Several studies have found that video games promote feelings of hostility and aggression, desensitize players’ perception of what constitutes violence. A longitudinal study that tracked over 3000 kids for three years found playing violent games increased their impulses in a vicious cycle. Another study found playing such games risk glorifying games associated with subsequent increases in sensation seeking rebelliousness and delinquent behavior for kids playing violent games with anti-social prognostics like “Grand Theft”, “Auto 111”,  “Manhunt”. Some video games are camouflaged by educational content. The ones most addictive are built around most negative themes that promote killings in war like scenarios, racial and gender stereotypes. Numerous studies conducted across the world have found the severity of adverse effects of video games on the physical and mental  development of children.

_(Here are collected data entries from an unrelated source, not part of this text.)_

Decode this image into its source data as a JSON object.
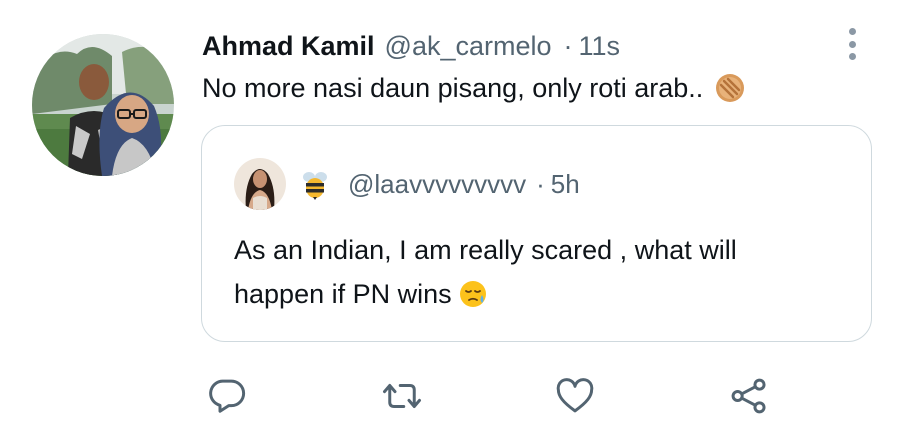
{
  "tweet": {
    "author": {
      "display_name": "Ahmad Kamil",
      "handle": "@ak_carmelo"
    },
    "separator": "·",
    "time": "11s",
    "text": "No more nasi daun pisang, only roti arab..",
    "text_emoji": "cookie-emoji",
    "more_icon": "more-vertical-icon"
  },
  "quoted_tweet": {
    "badge_icon": "bee-emoji",
    "handle": "@laavvvvvvvvv",
    "separator": "·",
    "time": "5h",
    "text_line1": "As an Indian, I am really scared , what will",
    "text_line2": "happen if PN wins",
    "text_emoji": "sleepy-face-emoji"
  },
  "actions": {
    "reply_icon": "reply-icon",
    "retweet_icon": "retweet-icon",
    "like_icon": "heart-icon",
    "share_icon": "share-icon"
  },
  "colors": {
    "primary_text": "#0f1419",
    "secondary_text": "#536471",
    "border": "#cfd9de",
    "icon": "#536471"
  }
}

Video game industry has several multi-national players, Sony, Tencent, Nintendo, Microsoft, Activision etc., each of which earns billions of dollars, enjoying tremendous lobbying power, can buy scientists, writers and columnists. A Google search throws as many papers glorifying the games for supposedly increasing memory, concentration and cognitive abilities that address mental depression and loneliness as against their harmful effects on children and adults. But parents suffering from the unbearable agonies of their children losing focus and going stray know the truth. Gaming companies employ highly skilled scientists trained in n euro-science, child psychology and human behavior from the best universities in the world and pay them fabulously to design the games to make the players addictive. Playing games releases the pleasure giving neuro-chemical dopamine in the brain telling it to do it again, yet again and still again. Studies show gaming even changes the structure of areas of brain involved with higher cognition. Studies using brain scans show decreased activity in areas of the brain dedicated to self-control and increased arousal while playing games that use violence. Consequences of addiction to video games are falling grades, sleep deprivation, fatigue, irritability, when stopped from playing, increased anxiety, obesity, aggressive behavior, lack of interests in social interactions, other physical and mental activities essential for healthy growth. Video games provide children easy escape from seeking more purposeful real life relationships with friends that are hard to build and sustain.


India’s gaming ecosystem has over 400 companies including Infosys, TCS, Zensar, besides global companies expanding fast. Gaming start-ups are mushrooming backed by investors who infused  $544 million in the video gaming businesses between August 2020 and January 2021. Video game is expected to get massive boost with 5G rolling out with cloud gaming intended to provide better gaming experience. Businesses known for fighting any ban or regulation in such a lucrative market where profits outplay any other considerations, potential for earnings from video gaming blinds the governments and generally they overlook the importance of health and growth of children. People of India have already witnessed the ill-effects of Blue Whales video games in the recent past wherein several children addicted to this game developed tryst with hallucination seeking meaning of life in dying by suicides resulting in nationwide public outcry forcing the Government of India to ban that game.


It is time, India banned altogether or regulated such evil addictions and stopped gaming companies from decimating and destroying the creative potentials of our children, whose interests should get primacy over   gaming videos that are out to jeopardize the future of the nation!